Jordanier Kildani neuer katholischer Patriarchalvikar für Israel

"Es gibt keinen echten Friedensprozess"

​Die Christen im Heiligen Land wollen als Brückenbauer wirken, so der neue Patriarchalvikar für Israel, Hanna Kildani. Im Interview sagte er dazu im israelisch-palästinensischen Konflikt sei die Kluft zu tief und werde immer breiter.

Israelische Siedlung Gielo / © Harald Oppitz (KNA)
Israelische Siedlung Gielo / © Harald Oppitz ( KNA )

KNA: Pater Kildani, was sind Ihre ersten Prioritäten im neuen Amt?

Hanna Kildani (Patriarchalvikar für Isreal): Ich kenne die Stadt nicht und bin ohne Agenda gekommen, um mich in den Dienst ihrer Menschen zu stellen: meiner eigenen Gemeinschaft, der Christen der verschiedenen Konfessionen und aller Bewohner.

KNA: Wie würden Sie die gegenwärtige Situation an ihrem neuen Amtssitz beschreiben?

Kildani: Mein erster Eindruck ist, dass es in Nazareth alte und gute Beziehungen zwischen Christen und Muslimen gibt. Die Menschen leben auf eine gute Weise zusammen, und man fühlt keine großen Spannungen. Der Lebensstandard ist höher als im Westjordanland und in Jordanien; die Arbeitslosenrate ist niedriger. Gleichzeitig sind die Christen in Nazareth und Galiläa eine kleine Minderheit neben zwei Mehrheitsgruppen. Spürbar ist eine gewisse Zukunftsangst.

KNA: Wie äußert sich diese Angst?

Kildani: Die Erwachsenen von heute können in dieser Situation und in dieser Mehrheiten-Minderheiten-Gesellschaft leben; sie haben Erfahrung darin. Gleichzeitig stellen sie sich die Frage, was morgen sein wird. Sie fragen sich, ob ihre Kinder eine Zukunft hier haben werden oder ob sie auswandern sollen. Die Christen von Nazareth unterscheiden sich da nicht von den Christen in anderen Ländern des Nahen Ostens. Der Blick in die Zukunft basiert auf denselben Fragen, Unsicherheiten und Wahrscheinlichkeiten wie in Jordanien, im Libanon, in Syrien oder im Irak. Im Traum leben die meisten Christen an irgendeinem anderen Ort, auch wenn sie in der Realität nicht abwandern.

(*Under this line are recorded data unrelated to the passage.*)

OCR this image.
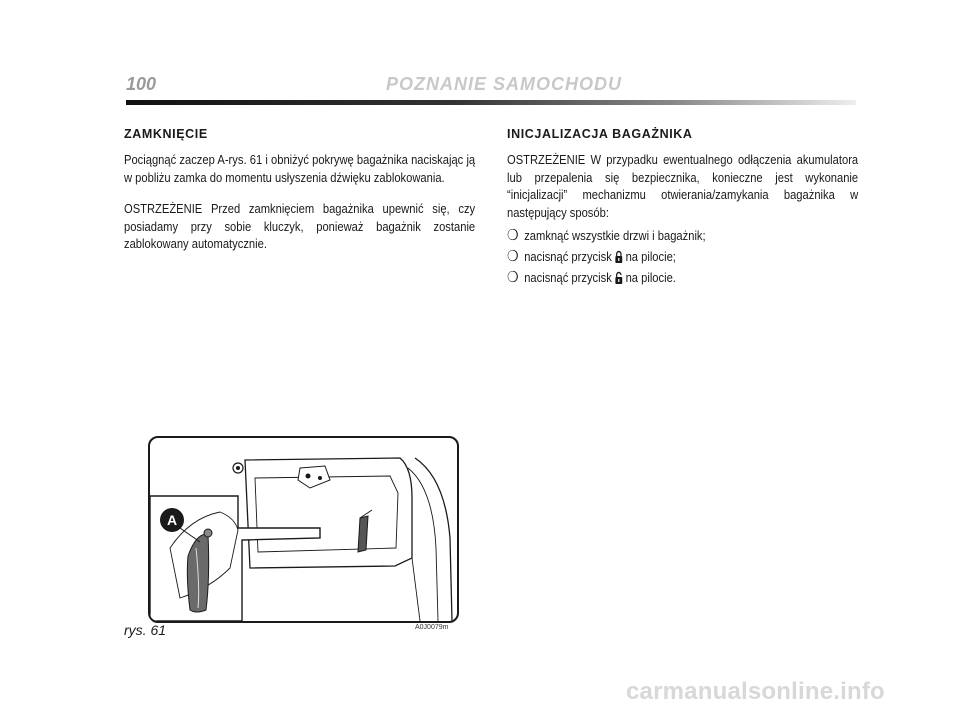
100	POZNANIE SAMOCHODU
ZAMKNIĘCIE

Pociągnąć zaczep A-rys. 61 i obniżyć pokrywę bagażnika naciskając ją w pobliżu zamka do momentu usłyszenia dźwięku zablokowania.

OSTRZEŻENIE Przed zamknięciem bagażnika upewnić się, czy posiadamy przy sobie kluczyk, ponieważ bagażnik zostanie zablokowany automatycznie.

INICJALIZACJA BAGAŻNIKA

OSTRZEŻENIE W przypadku ewentualnego odłączenia akumulatora lub przepalenia się bezpiecznika, konieczne jest wykonanie “inicjalizacji” mechanizmu otwierania/zamykania bagażnika w następujący sposób:

❍ zamknąć wszystkie drzwi i bagażnik;
❍ nacisnąć przycisk na pilocie;
❍ nacisnąć przycisk na pilocie.
A
rys. 61	A0J0079m
carmanualsonline.info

KNA: Wie werden Sie dieser Herausforderung begegnen?

Kildani: Sie ist Teil unserer Mission. Ich werde zunächst zuhören und zu verstehen versuchen. Allerdings bin ich nicht das einzige Element. Mehr als Religion spielen politische, soziale und wirtschaftliche Aspekte eine Rolle. Das heißt, die Kirche ist Teil des Ganzen, hat aber nicht alle Schlüssel in der Hand. Eines unserer wichtigen Projekte setzt an einem der Hauptprobleme an: Es ist schwierig geworden, im Heiligen Land bezahlbaren Wohnraum zu finden. Deshalb investieren wir als Kirche erheblich in diesen Bereich.

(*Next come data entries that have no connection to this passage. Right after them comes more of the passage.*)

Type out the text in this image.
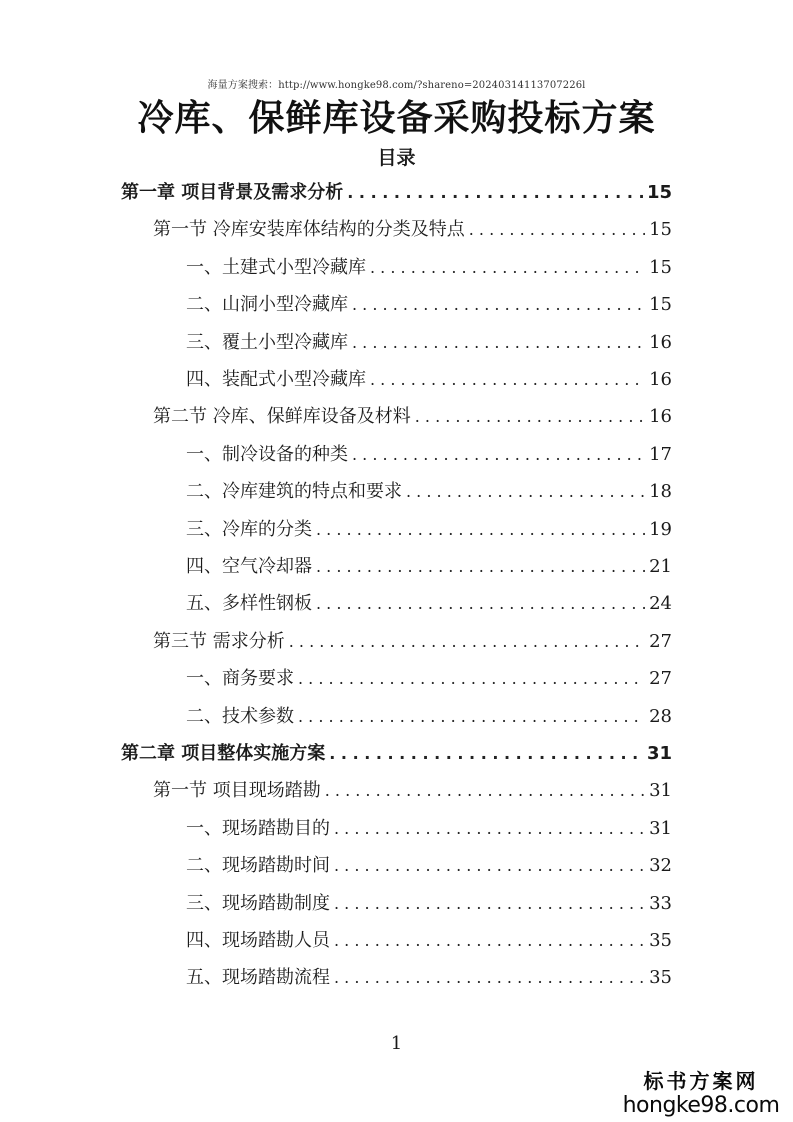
海量方案搜索：http://www.hongke98.com/?shareno=20240314113707226l
冷库、保鲜库设备采购投标方案
目录
第一章 项目背景及需求分析 . . .	15
第一节 冷库安装库体结构的分类及特点 . . .	15
一、土建式小型冷藏库 . . .	15
二、山洞小型冷藏库 . . .	15
三、覆土小型冷藏库 . . .	16
四、装配式小型冷藏库 . . .	16
第二节 冷库、保鲜库设备及材料 . . .	16
一、制冷设备的种类 . . .	17
二、冷库建筑的特点和要求 . . .	18
三、冷库的分类 . . .	19
四、空气冷却器 . . .	21
五、多样性钢板 . . .	24
第三节 需求分析 . . .	27
一、商务要求 . . .	27
二、技术参数 . . .	28
第二章 项目整体实施方案 . . .	31
第一节 项目现场踏勘 . . .	31
一、现场踏勘目的 . . .	31
二、现场踏勘时间 . . .	32
三、现场踏勘制度 . . .	33
四、现场踏勘人员 . . .	35
五、现场踏勘流程 . . .	35
1
标书方案网
hongke98.com
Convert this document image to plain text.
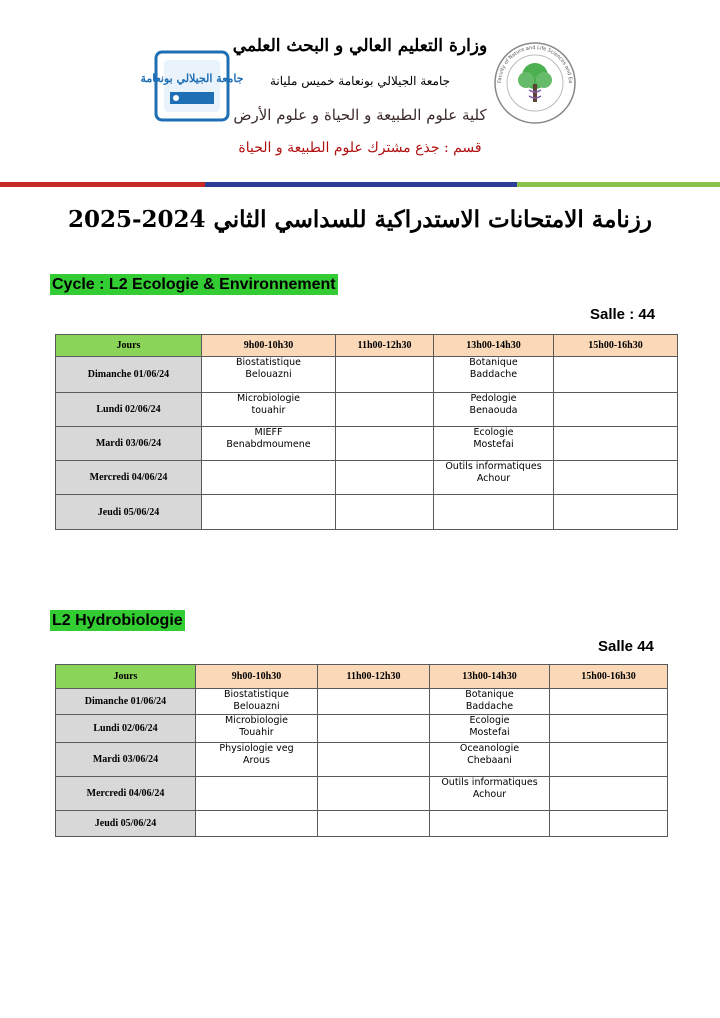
وزارة التعليم العالي و البحث العلمي
جامعة الجيلالي بونعامة خميس مليانة
كلية علوم الطبيعة و الحياة و علوم الأرض
قسم : جذع مشترك علوم الطبيعة و الحياة
جامعة الجيلالي بونعامة	Faculty of Nature and Life Sciences and Ea
رزنامة الامتحانات الاستدراكية للسداسي الثاني 2024-2025
Cycle : L2 Ecologie & Environnement
Salle : 44
Jours	9h00-10h30	11h00-12h30	13h00-14h30	15h00-16h30
Dimanche 01/06/24	Biostatistique
Belouazni		Botanique
Baddache	

Lundi 02/06/24	Microbiologie
touahir		Pedologie
Benaouda	

Mardi 03/06/24	MIEFF
Benabdmoumene		Ecologie
Mostefai	

Mercredi 04/06/24			Outils informatiques
Achour	

Jeudi 05/06/24				
L2 Hydrobiologie
Salle 44
Jours	9h00-10h30	11h00-12h30	13h00-14h30	15h00-16h30
Dimanche 01/06/24	Biostatistique
Belouazni		Botanique
Baddache	

Lundi 02/06/24	Microbiologie
Touahir		Ecologie
Mostefai	

Mardi 03/06/24	Physiologie veg
Arous		Oceanologie
Chebaani	

Mercredi 04/06/24			Outils informatiques
Achour	

Jeudi 05/06/24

KNA: Ein anderes wichtiges Projekt sind die Schulen, bei deren Finanzierung es zuletzt Auseinandersetzungen mit Israel gab. Gibt es hier Entwicklungen?

Kildani: Israel ist ein harter Verhandlungspartner, also müssen auch wir hart und mutig in die Verhandlungen gehen. Wir bitten den israelischen Staat schließlich nicht um Almosen, sondern um die Erfüllung seiner Pflichten gegenüber seinen Bürgern. Ich bin zuversichtlich, dass wir zu einer Einigung kommen. Ein Teil des Geldes ist inzwischen geflossen; über den Rest wird verhandelt.

KNA: Israel hat Pläne publik gemacht, die mehrheitlich jüdisch bewohnte Stadt Nazareth-Illit und den Berg Tabor mit einer Seilbahn zu verbinden. Wie beurteilen Sie aus Sicht der Christen in der traditionellen Pilgerstadt Nazareth diese Pläne?

Kildani: Es ist zu früh zu beurteilen, welche Auswirkungen ein solches Projekt auf den Pilgertourismus in Nazareth haben könnte. Dafür bräuchte es christlicherseits die Evaluation durch einen Fachmann. Grundsätzlich ist es aber so, dass Pilgerreisen nicht mehr nur eine religiöse Sache sind, sondern ein Geschäft. Der religiöse Akt ist das Gebet und Verweilen an einer Heiligen Stätte. Die praktischen Fragen wie jene des Transports von einer Stätte zur anderen werden von vielen Beteiligten unter wirtschaftlichen Aspekten behandelt. Entsprechend ist auch die Entscheidung der israelischen Regierung eine wirtschaftliche. Die Besucher können von einer solchen Seilbahn profitieren, weil sie die Reisezeit verkürzt und eine gute Aussicht bietet.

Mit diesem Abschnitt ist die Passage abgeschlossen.